Sources : d’après Lamarche [1991], p. 266.

14L’axe « fonctionnement familial » caractérise l’importance relative du travail de la famille par rapport au salariat, ainsi que la nature plus ou moins familiale de l’accès aux facteurs de production et de leur tenure. Le second axe exprime la connexion et le niveau de dépendance aux marchés des produits agricoles, des services et des intrants. Ces axes renvoient à des critères de différenciations actuels ; ainsi la caractérisation du travail [3] et les réflexions sur les conditions de la sécurité alimentaire des ménages ruraux [4] sont aujourd’hui porteuses de sens. En revanche, l’« exploitation familiale moderne » nous semble difficile à conceptualiser.

15Des économistes ruraux, dont Servolin [1972], s’inspirant des concepts marxistes, montrent combien le système capitaliste s’accommode de la persistance de la « petite production marchande ». Alors que ces auteurs publiaient quelques années auparavant « Une France sans paysans » [Gervais, Servolin, Weil, 1965], ils expliquent le maintien de l’exploitation de petite taille comme l’un des rouages indispensables à l’économie capitaliste. La « petite » agriculture perdure par sa capacité à accepter une rémunération de ses facteurs de production en deçà des taux du marché.

16Dans une perspective libérale, la conception de l’exploitation agricole se rapproche de celle de la firme [Coase, 1937], qui opère sur un marché où elle maximise son profit à partir d’une utilisation rationnelle de ses facteurs de production. Les agriculteurs contribuent à la croissance (et parfois à l’intérêt général) en recherchant leur propre intérêt. Cette vision ne prend pas en compte l’histoire, les règles et les relations sociales ; elle va cependant progressivement se complexifier.

17Singh, Squire et Strauss [1986] modélisent le comportement des ménages agricoles sur ces bases théoriques. Dans leur modèle, l’agent doit maximiser son utilité de consommateur (sous contrainte de budget) et son profit comme entrepreneur (sous contrainte de dotation en facteurs). Le ménage agricole fait aussi des choix concernant l’allocation de son travail entre travail agricole, non agricole et loisirs. Des développements ultérieurs évaluent les conséquences de l’exposition des ménages agricoles à des marchés incomplets ou manquants notamment dans les pays en développement [Janvry, Fafchamps, Sadoulet, 1991]. Ils analysent le bien-être des ménages agricoles, évaluent l’effet des politiques sur la production et alimentent des modèles macroéconomiques.

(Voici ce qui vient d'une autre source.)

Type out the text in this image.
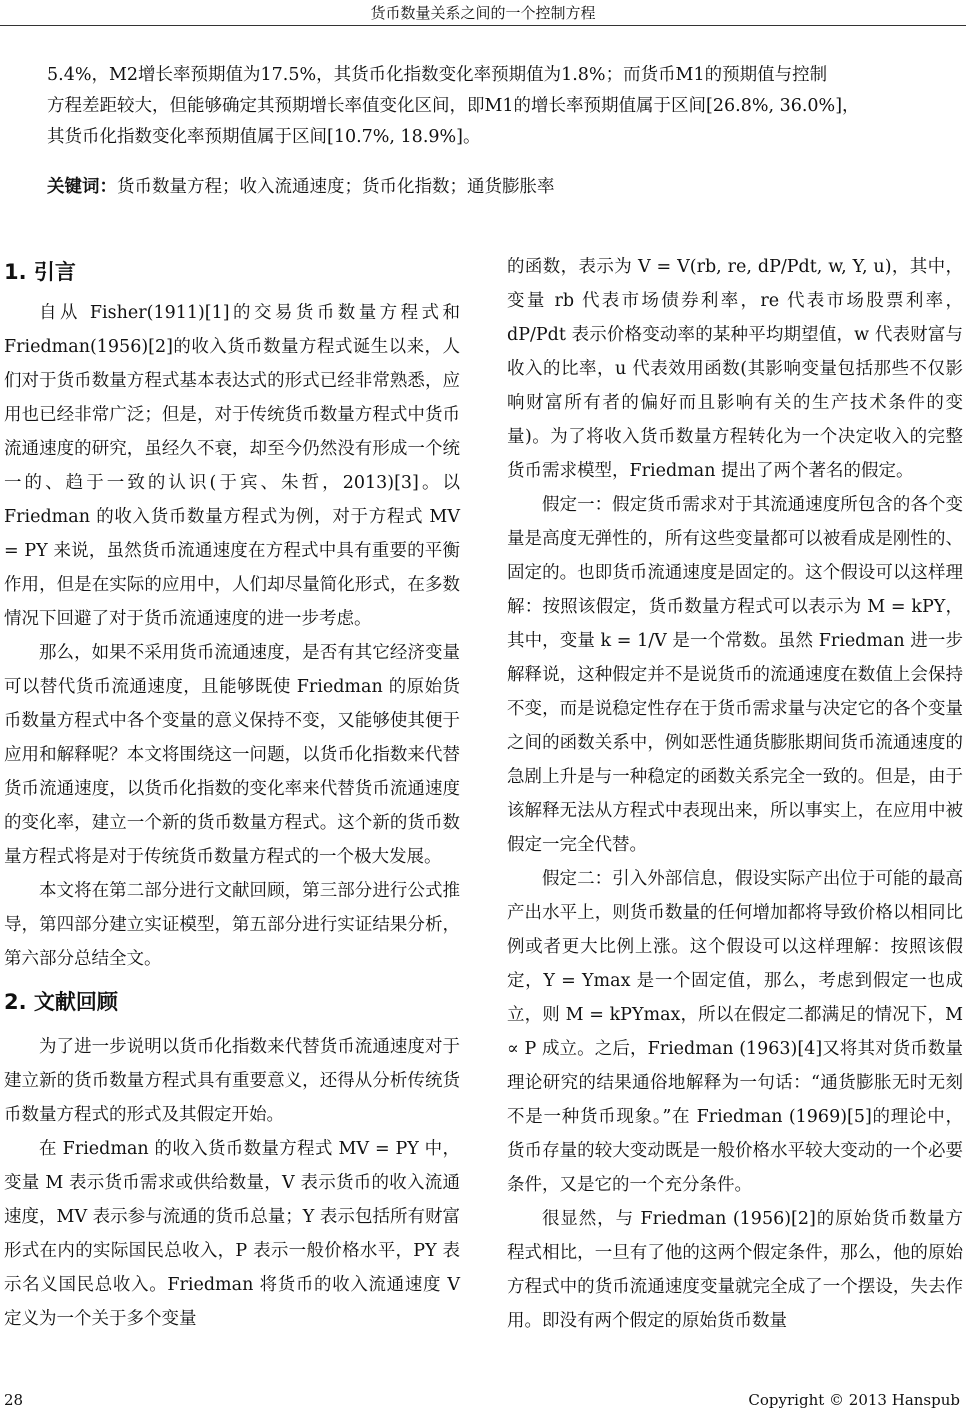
货币数量关系之间的一个控制方程

5.4%，M2增长率预期值为17.5%，其货币化指数变化率预期值为1.8%；而货币M1的预期值与控制

方程差距较大，但能够确定其预期增长率值变化区间，即M1的增长率预期值属于区间[26.8%, 36.0%]，

其货币化指数变化率预期值属于区间[10.7%, 18.9%]。

关键词：货币数量方程；收入流通速度；货币化指数；通货膨胀率
1. 引言

自从 Fisher(1911)[1]的交易货币数量方程式和 Friedman(1956)[2]的收入货币数量方程式诞生以来，人们对于货币数量方程式基本表达式的形式已经非常熟悉，应用也已经非常广泛；但是，对于传统货币数量方程式中货币流通速度的研究，虽经久不衰，却至今仍然没有形成一个统一的、趋于一致的认识(于宾、朱哲，2013)[3]。以 Friedman 的收入货币数量方程式为例，对于方程式 MV = PY 来说，虽然货币流通速度在方程式中具有重要的平衡作用，但是在实际的应用中，人们却尽量简化形式，在多数情况下回避了对于货币流通速度的进一步考虑。

那么，如果不采用货币流通速度，是否有其它经济变量可以替代货币流通速度，且能够既使 Friedman 的原始货币数量方程式中各个变量的意义保持不变，又能够使其便于应用和解释呢？本文将围绕这一问题，以货币化指数来代替货币流通速度，以货币化指数的变化率来代替货币流通速度的变化率，建立一个新的货币数量方程式。这个新的货币数量方程式将是对于传统货币数量方程式的一个极大发展。

本文将在第二部分进行文献回顾，第三部分进行公式推导，第四部分建立实证模型，第五部分进行实证结果分析，第六部分总结全文。

2. 文献回顾

为了进一步说明以货币化指数来代替货币流通速度对于建立新的货币数量方程式具有重要意义，还得从分析传统货币数量方程式的形式及其假定开始。

在 Friedman 的收入货币数量方程式 MV = PY 中，变量 M 表示货币需求或供给数量，V 表示货币的收入流通速度，MV 表示参与流通的货币总量；Y 表示包括所有财富形式在内的实际国民总收入，P 表示一般价格水平，PY 表示名义国民总收入。Friedman 将货币的收入流通速度 V 定义为一个关于多个变量

的函数，表示为 V = V(rb, re, dP/Pdt, w, Y, u)，其中，变量 rb 代表市场债券利率，re 代表市场股票利率，dP/Pdt 表示价格变动率的某种平均期望值，w 代表财富与收入的比率，u 代表效用函数(其影响变量包括那些不仅影响财富所有者的偏好而且影响有关的生产技术条件的变量)。为了将收入货币数量方程转化为一个决定收入的完整货币需求模型，Friedman 提出了两个著名的假定。

假定一：假定货币需求对于其流通速度所包含的各个变量是高度无弹性的，所有这些变量都可以被看成是刚性的、固定的。也即货币流通速度是固定的。这个假设可以这样理解：按照该假定，货币数量方程式可以表示为 M = kPY，其中，变量 k = 1/V 是一个常数。虽然 Friedman 进一步解释说，这种假定并不是说货币的流通速度在数值上会保持不变，而是说稳定性存在于货币需求量与决定它的各个变量之间的函数关系中，例如恶性通货膨胀期间货币流通速度的急剧上升是与一种稳定的函数关系完全一致的。但是，由于该解释无法从方程式中表现出来，所以事实上，在应用中被假定一完全代替。

假定二：引入外部信息，假设实际产出位于可能的最高产出水平上，则货币数量的任何增加都将导致价格以相同比例或者更大比例上涨。这个假设可以这样理解：按照该假定，Y = Ymax 是一个固定值，那么，考虑到假定一也成立，则 M = kPYmax，所以在假定二都满足的情况下，M ∝ P 成立。之后，Friedman (1963)[4]又将其对货币数量理论研究的结果通俗地解释为一句话：“通货膨胀无时无刻不是一种货币现象。”在 Friedman (1969)[5]的理论中，货币存量的较大变动既是一般价格水平较大变动的一个必要条件，又是它的一个充分条件。

很显然，与 Friedman (1956)[2]的原始货币数量方程式相比，一旦有了他的这两个假定条件，那么，他的原始方程式中的货币流通速度变量就完全成了一个摆设，失去作用。即没有两个假定的原始货币数量

28	Copyright © 2013 Hanspub
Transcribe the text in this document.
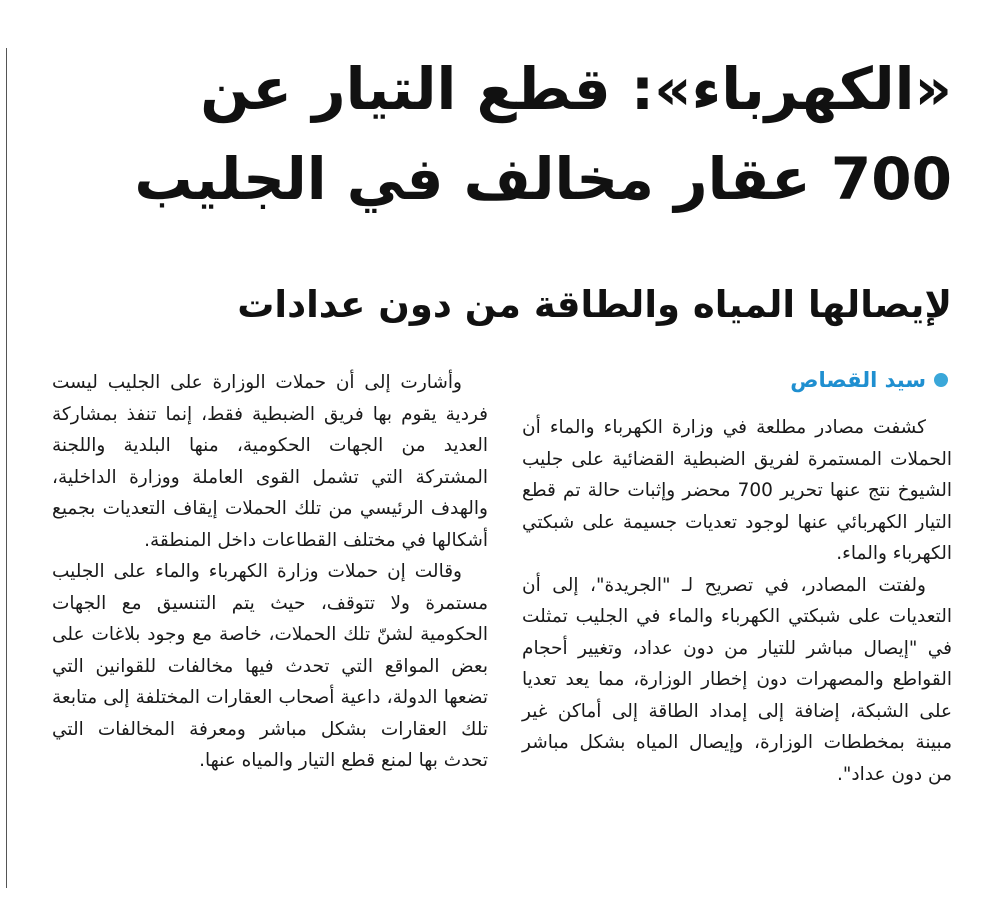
«الكهرباء»: قطع التيار عن 700 عقار مخالف في الجليب
لإيصالها المياه والطاقة من دون عدادات
سيد القصاص

كشفت مصادر مطلعة في وزارة الكهرباء والماء أن الحملات المستمرة لفريق الضبطية القضائية على جليب الشيوخ نتج عنها تحرير 700 محضر وإثبات حالة تم قطع التيار الكهربائي عنها لوجود تعديات جسيمة على شبكتي الكهرباء والماء.

ولفتت المصادر، في تصريح لـ "الجريدة"، إلى أن التعديات على شبكتي الكهرباء والماء في الجليب تمثلت في "إيصال مباشر للتيار من دون عداد، وتغيير أحجام القواطع والمصهرات دون إخطار الوزارة، مما يعد تعديا على الشبكة، إضافة إلى إمداد الطاقة إلى أماكن غير مبينة بمخططات الوزارة، وإيصال المياه بشكل مباشر من دون عداد".

وأشارت إلى أن حملات الوزارة على الجليب ليست فردية يقوم بها فريق الضبطية فقط، إنما تنفذ بمشاركة العديد من الجهات الحكومية، منها البلدية واللجنة المشتركة التي تشمل القوى العاملة ووزارة الداخلية، والهدف الرئيسي من تلك الحملات إيقاف التعديات بجميع أشكالها في مختلف القطاعات داخل المنطقة.

وقالت إن حملات وزارة الكهرباء والماء على الجليب مستمرة ولا تتوقف، حيث يتم التنسيق مع الجهات الحكومية لشنّ تلك الحملات، خاصة مع وجود بلاغات على بعض المواقع التي تحدث فيها مخالفات للقوانين التي تضعها الدولة، داعية أصحاب العقارات المختلفة إلى متابعة تلك العقارات بشكل مباشر ومعرفة المخالفات التي تحدث بها لمنع قطع التيار والمياه عنها.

18Sur le rural africain, des travaux en sciences sociales associant des statisticiens, portent sur la définition d’unités d’observation pertinentes, en écho aux difficultés rencontrées par les praticiens du développement et les chercheurs. Le modèle de l’exploitation familiale importé d’Europe trouve alors ses limites [Winter, 1975]. Le groupe de recherche AMIRA pour « l’Amélioration des méthodes d’investigation en milieu rural africain » préconise d’associer approches quantitatives concernées par l’agrégation et nécessitant des unités d’observation stables préalablement définies, et approches compréhensives et qualitatives dans lesquelles la définition de l’unité d’observation est un des produits des enquêtes [Couty, Winter, 1983]. Deux entrées complémentaires sont proposées : Ancey [1975] entre par les niveaux de décision et le statut des individus au sein de la famille ou dans des espaces sociaux plus larges, alors que Gastellu [1980] analyse les fonctionnalités économiques de résidence, consommation, production et accumulation.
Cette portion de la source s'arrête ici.